Paul
Goble
Staunton, September 25 – Russia
cannot be understood as a single whole, according to Natalya Zubarevich, but
only as four different Russias whose increasingly different situations are
pushing them in four different directions, a pattern that is often obscured by
the use of data sets for the country as a whole.
In yesterday’s “Vedomosti,”
Zubarevich who heads the regional studies program at the Moscow Independent
Institute for Social Policy, says that recent developments, including the
elections, only highlight these differences for those who are attentive to them
(vedomosti.ru/opinion/news/16681621/chetyre-rossii-chto-dalshe?full#cut).
(Zubarevich has been
working on this idea for some time. For
a discussion of her earlier conceptualization of “the four Russias,” see windowoneurasia2.blogspot.com/2012/01/window-on-eurasia-existence-of-four.html
for January 2, 2012.)
The Russian
Federation is divided into four distinctive Russias, she suggests, three of
about equal size in terms of population and one, much smaller, consisting of
the most underdeveloped non-Russian republics.
For clarity, she calls these Russia-1, Russia-2, Russia-3 and Russia-4
The first consists of the centers, “the
more modernized population of the largest cities.” The second, or “semi-periphery,”
includes the residents of large and mid-sized cities where “Soviet values
predominate.” The third is the real “periphery,”
“the traditionalist and passive population of small cities and villages.” And
the fourth is made up of the less developed non-Russian republics.
These four Russias have existed for some
time, Zubarevich says, and even though some factors are changing their relative
size and characteristics at the margins, others are intensifying these
distinctions, a trend that she argues will be increasingly important for the
country as a whole in the years ahead.
Among the country-wide factors having that
impact, the Moscow scholar points to five. First, because of the low birthrates
in the 1990s, the number of young people who are likely to protest has fallen
fastest in Russia-2 and Russia-2. In Russia-1, the decline in young people born
there has been compensated by migrants. In Russia-4, birthrates have remained
higher.
Second, economic stagnation has hit some
regions such as the North West and Siberia far harder than others. Third,
budgets for regional governments have declined, with two-thirds of the regions
now running deficits. Even if the regions kept more of the money generated in
them, they would still be in trouble.
Fourth, government employment is falling
especially in Russia-3 and in parts of Russia-2 even though it remains high in
Russia-1 and Russia-4. And fifth, the Internet which already dominates the
media scene in Russia-1 is increasingly important in Russia-2, a development
that affects the protest potential of the latter.
The recent round of elections,
Zubarevich says, shows how these factors play out depending on the presence of
other characteristics. Where attractive opposition figures emerge or where the
regional governments are incompetent and disliked, the possibilities for
demonstrations and electoral mobilization are great.

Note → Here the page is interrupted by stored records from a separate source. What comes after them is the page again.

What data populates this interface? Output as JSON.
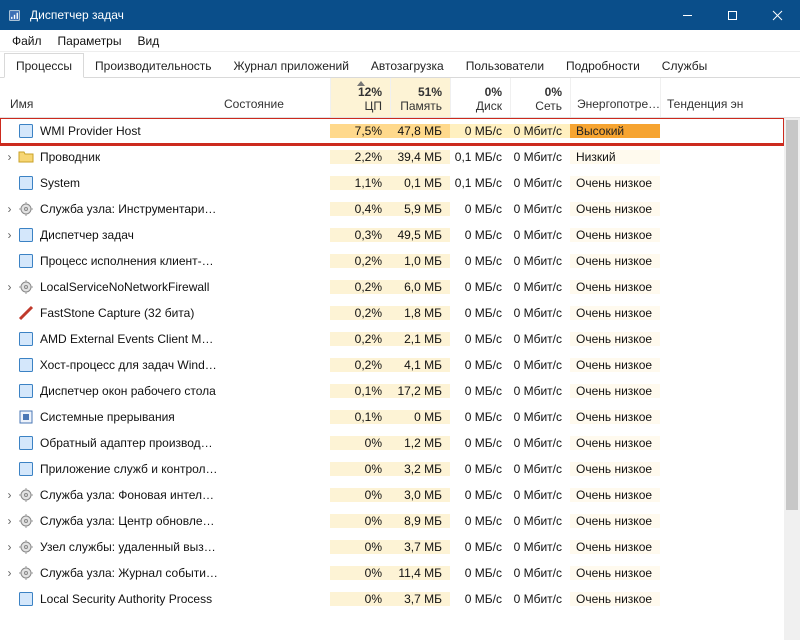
{
  "window": {
    "title": "Диспетчер задач"
  },
  "menu": {
    "file": "Файл",
    "options": "Параметры",
    "view": "Вид"
  },
  "tabs": [
    {
      "label": "Процессы",
      "active": true
    },
    {
      "label": "Производительность"
    },
    {
      "label": "Журнал приложений"
    },
    {
      "label": "Автозагрузка"
    },
    {
      "label": "Пользователи"
    },
    {
      "label": "Подробности"
    },
    {
      "label": "Службы"
    }
  ],
  "columns": {
    "name": "Имя",
    "status": "Состояние",
    "cpu": {
      "pct": "12%",
      "label": "ЦП"
    },
    "mem": {
      "pct": "51%",
      "label": "Память"
    },
    "disk": {
      "pct": "0%",
      "label": "Диск"
    },
    "net": {
      "pct": "0%",
      "label": "Сеть"
    },
    "energy": "Энергопотре…",
    "trend": "Тенденция эн"
  },
  "rows": [
    {
      "exp": false,
      "icon": "app",
      "name": "WMI Provider Host",
      "cpu": "7,5%",
      "mem": "47,8 МБ",
      "disk": "0 МБ/с",
      "net": "0 Мбит/с",
      "energy": "Высокий",
      "hl": true,
      "energyHigh": true
    },
    {
      "exp": true,
      "icon": "folder",
      "name": "Проводник",
      "cpu": "2,2%",
      "mem": "39,4 МБ",
      "disk": "0,1 МБ/с",
      "net": "0 Мбит/с",
      "energy": "Низкий"
    },
    {
      "exp": false,
      "icon": "app",
      "name": "System",
      "cpu": "1,1%",
      "mem": "0,1 МБ",
      "disk": "0,1 МБ/с",
      "net": "0 Мбит/с",
      "energy": "Очень низкое"
    },
    {
      "exp": true,
      "icon": "svc",
      "name": "Служба узла: Инструментари…",
      "cpu": "0,4%",
      "mem": "5,9 МБ",
      "disk": "0 МБ/с",
      "net": "0 Мбит/с",
      "energy": "Очень низкое"
    },
    {
      "exp": true,
      "icon": "app",
      "name": "Диспетчер задач",
      "cpu": "0,3%",
      "mem": "49,5 МБ",
      "disk": "0 МБ/с",
      "net": "0 Мбит/с",
      "energy": "Очень низкое"
    },
    {
      "exp": false,
      "icon": "app",
      "name": "Процесс исполнения клиент-…",
      "cpu": "0,2%",
      "mem": "1,0 МБ",
      "disk": "0 МБ/с",
      "net": "0 Мбит/с",
      "energy": "Очень низкое"
    },
    {
      "exp": true,
      "icon": "svc",
      "name": "LocalServiceNoNetworkFirewall",
      "cpu": "0,2%",
      "mem": "6,0 МБ",
      "disk": "0 МБ/с",
      "net": "0 Мбит/с",
      "energy": "Очень низкое"
    },
    {
      "exp": false,
      "icon": "fs",
      "name": "FastStone Capture (32 бита)",
      "cpu": "0,2%",
      "mem": "1,8 МБ",
      "disk": "0 МБ/с",
      "net": "0 Мбит/с",
      "energy": "Очень низкое"
    },
    {
      "exp": false,
      "icon": "app",
      "name": "AMD External Events Client Mo…",
      "cpu": "0,2%",
      "mem": "2,1 МБ",
      "disk": "0 МБ/с",
      "net": "0 Мбит/с",
      "energy": "Очень низкое"
    },
    {
      "exp": false,
      "icon": "app",
      "name": "Хост-процесс для задач Windo…",
      "cpu": "0,2%",
      "mem": "4,1 МБ",
      "disk": "0 МБ/с",
      "net": "0 Мбит/с",
      "energy": "Очень низкое"
    },
    {
      "exp": false,
      "icon": "app",
      "name": "Диспетчер окон рабочего стола",
      "cpu": "0,1%",
      "mem": "17,2 МБ",
      "disk": "0 МБ/с",
      "net": "0 Мбит/с",
      "energy": "Очень низкое"
    },
    {
      "exp": false,
      "icon": "sys",
      "name": "Системные прерывания",
      "cpu": "0,1%",
      "mem": "0 МБ",
      "disk": "0 МБ/с",
      "net": "0 Мбит/с",
      "energy": "Очень низкое"
    },
    {
      "exp": false,
      "icon": "app",
      "name": "Обратный адаптер производ…",
      "cpu": "0%",
      "mem": "1,2 МБ",
      "disk": "0 МБ/с",
      "net": "0 Мбит/с",
      "energy": "Очень низкое"
    },
    {
      "exp": false,
      "icon": "app",
      "name": "Приложение служб и контрол…",
      "cpu": "0%",
      "mem": "3,2 МБ",
      "disk": "0 МБ/с",
      "net": "0 Мбит/с",
      "energy": "Очень низкое"
    },
    {
      "exp": true,
      "icon": "svc",
      "name": "Служба узла: Фоновая интелл…",
      "cpu": "0%",
      "mem": "3,0 МБ",
      "disk": "0 МБ/с",
      "net": "0 Мбит/с",
      "energy": "Очень низкое"
    },
    {
      "exp": true,
      "icon": "svc",
      "name": "Служба узла: Центр обновлен…",
      "cpu": "0%",
      "mem": "8,9 МБ",
      "disk": "0 МБ/с",
      "net": "0 Мбит/с",
      "energy": "Очень низкое"
    },
    {
      "exp": true,
      "icon": "svc",
      "name": "Узел службы: удаленный выз…",
      "cpu": "0%",
      "mem": "3,7 МБ",
      "disk": "0 МБ/с",
      "net": "0 Мбит/с",
      "energy": "Очень низкое"
    },
    {
      "exp": true,
      "icon": "svc",
      "name": "Служба узла: Журнал событи…",
      "cpu": "0%",
      "mem": "11,4 МБ",
      "disk": "0 МБ/с",
      "net": "0 Мбит/с",
      "energy": "Очень низкое"
    },
    {
      "exp": false,
      "icon": "app",
      "name": "Local Security Authority Process",
      "cpu": "0%",
      "mem": "3,7 МБ",
      "disk": "0 МБ/с",
      "net": "0 Мбит/с",
      "energy": "Очень низкое"
    }
  ]
}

Such mobilization, she suggests, is
especially great when there is “a strong regional identity” as in the Urals,
Siberia and parts of the Far East or where there is a clearly expressed city
identity as in Yekaterinburg and Nobosibirsk.
It is also more likely where the electorate is more educated, has more
contacts with the external world, and has experienced industrialization more
recently. All such places gave lower than country-wide averages of support for
Putin.
At the other end of the scale is
Russia-3 and in part Russia-4, “the more agrarian south which is focused on
support for stability and the existing authorities.”
In the major
cities of Russia-1, Zubarevich continues, “political changes are possible” only
if all these factors come together. “but in all of the largest cities, albeit
at different speeds, self-organization ‘from below’ is growing because
modernized human capital is concentrated in them.”
In Russia-2, tensions are growing,
but any explosion or “bunt” is less likely to lead to change because of “the
low potential for self-organization of the population of the industrial cities.” Consequently, while these places will
continue to bubble with problems, they are less of a threat to the regime than
is Russia-1.
“In Russia-3,” she argues, “everything
will be quiet as a cemetery except for outbursts of local conflicts in places
where migrants from the republics of the North Caucasus are concentrated.” Such
clashes can be managed through the usual policies of “carrots and sticks,” the
Moscow analyst says.
And in Russia-4, which is undergoing
both modernization and a retreat into the past as manifested in religious
conflicts, tensions are growing as well, much as they did in “’Russian’ Russia”
at the beginning of the 20th century. But “it is difficult to predict” where this
Russia is in fact going.
Zubarevich concludes by arguing that the
central government needs to sponsor decentralization, even though such a policy
will inevitably lead to the growth of “territorial inequality and a mosaic-like
pattern. “ Only such an approach will allow for modernization without
disintegration, however counter-intuitive that may seem to some at the center.